Written by Wilder and I A L Diamond, it is a serious adult comedy: a witty-sour satire on sexual mores and corporate ethics.
Chuck Dexter, a shy young man, ambitious to succeed in business and seeking promotion, ingratiates himself with his immediate superiors by hiring out his apartment to them for their adultery
Adultery and pimping, plus attempted suicide, might do very nicely for a musical by Bertolt Brecht and Kurt Weill but it certainly wasn’t the norm for audiences who enjoyed Broadway musicals.
But the musical had the advantage of Burt Bacharach’s music, Hal David’s lyrics, Neil Simon’s book, Robert Moore’s production, Michael Bennett’s choreography and Robin Wagner’s sets.
Promises Promises was a big success in New York and London.
You can’t go far wrong with Bacharach and Moore and Bennett gave the sad, bitter, cynicism plenty of drive and energy. I enjoyed it hugely.
Southwark Playhouse has always been a good place to catch up with musicals you may have missed.
Bronagh Lagan directs and Cressida Care choreographs this revival, its first London revival since 1969.
Gabriel Vick has the Jack Lemmon role. Lemmon is a hard act to follow. C C Dexter was one of his most memorable performances.

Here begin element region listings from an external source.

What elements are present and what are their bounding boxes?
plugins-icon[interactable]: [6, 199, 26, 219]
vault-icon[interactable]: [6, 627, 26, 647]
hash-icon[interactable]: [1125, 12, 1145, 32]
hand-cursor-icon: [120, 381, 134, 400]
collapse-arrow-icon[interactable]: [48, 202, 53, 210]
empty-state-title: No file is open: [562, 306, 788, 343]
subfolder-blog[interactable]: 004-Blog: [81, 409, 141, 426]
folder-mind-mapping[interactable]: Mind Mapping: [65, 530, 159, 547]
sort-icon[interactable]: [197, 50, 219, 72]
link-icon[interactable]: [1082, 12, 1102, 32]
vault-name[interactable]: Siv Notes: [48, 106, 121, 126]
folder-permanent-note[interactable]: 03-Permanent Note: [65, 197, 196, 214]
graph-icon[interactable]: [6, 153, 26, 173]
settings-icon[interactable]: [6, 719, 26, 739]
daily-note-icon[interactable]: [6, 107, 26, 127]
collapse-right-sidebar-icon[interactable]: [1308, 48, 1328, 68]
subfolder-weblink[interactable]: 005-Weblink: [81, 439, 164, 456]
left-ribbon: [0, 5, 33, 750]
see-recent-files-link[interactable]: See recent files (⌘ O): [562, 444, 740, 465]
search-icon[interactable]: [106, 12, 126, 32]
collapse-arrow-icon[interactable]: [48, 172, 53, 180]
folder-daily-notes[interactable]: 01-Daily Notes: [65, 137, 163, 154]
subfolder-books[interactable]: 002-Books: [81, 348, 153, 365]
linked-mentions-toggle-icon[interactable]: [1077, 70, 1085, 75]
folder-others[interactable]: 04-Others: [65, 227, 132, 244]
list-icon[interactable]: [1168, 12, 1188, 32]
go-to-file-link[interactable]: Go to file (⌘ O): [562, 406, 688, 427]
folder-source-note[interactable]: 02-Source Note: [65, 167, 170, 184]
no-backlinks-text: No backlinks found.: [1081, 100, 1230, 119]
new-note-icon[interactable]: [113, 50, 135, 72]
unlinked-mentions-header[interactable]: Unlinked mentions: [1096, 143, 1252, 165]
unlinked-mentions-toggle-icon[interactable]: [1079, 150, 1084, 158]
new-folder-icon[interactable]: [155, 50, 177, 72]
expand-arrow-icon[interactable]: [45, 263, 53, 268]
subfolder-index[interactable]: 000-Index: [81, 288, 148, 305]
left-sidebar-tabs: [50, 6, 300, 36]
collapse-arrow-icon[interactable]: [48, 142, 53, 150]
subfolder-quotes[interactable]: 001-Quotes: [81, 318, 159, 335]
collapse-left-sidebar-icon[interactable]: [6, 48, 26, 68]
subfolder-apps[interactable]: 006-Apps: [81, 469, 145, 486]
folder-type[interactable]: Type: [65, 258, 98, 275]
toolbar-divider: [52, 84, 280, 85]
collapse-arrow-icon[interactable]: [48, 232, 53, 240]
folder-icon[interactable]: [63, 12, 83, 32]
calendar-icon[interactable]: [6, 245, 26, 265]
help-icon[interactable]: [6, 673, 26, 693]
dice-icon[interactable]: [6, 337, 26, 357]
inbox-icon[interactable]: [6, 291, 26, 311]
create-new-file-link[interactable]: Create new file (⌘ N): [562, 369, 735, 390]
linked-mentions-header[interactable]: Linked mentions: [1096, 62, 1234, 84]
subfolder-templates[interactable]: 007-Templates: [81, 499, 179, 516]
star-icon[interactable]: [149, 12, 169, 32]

Daisy Maywood gets to sing the hit-songs, “A House is Not a Home” and “I’ll Never Fall in Love Again.”
Maywood plays the waitress Chuck loves. Neil Simon gets a lot of comic mileage out of what Chuck would like her to be saying to him and what she actually says.
Alex Young as a woman who picks up Chuck in a bar and John Guerrasio as a doctor give good comic value.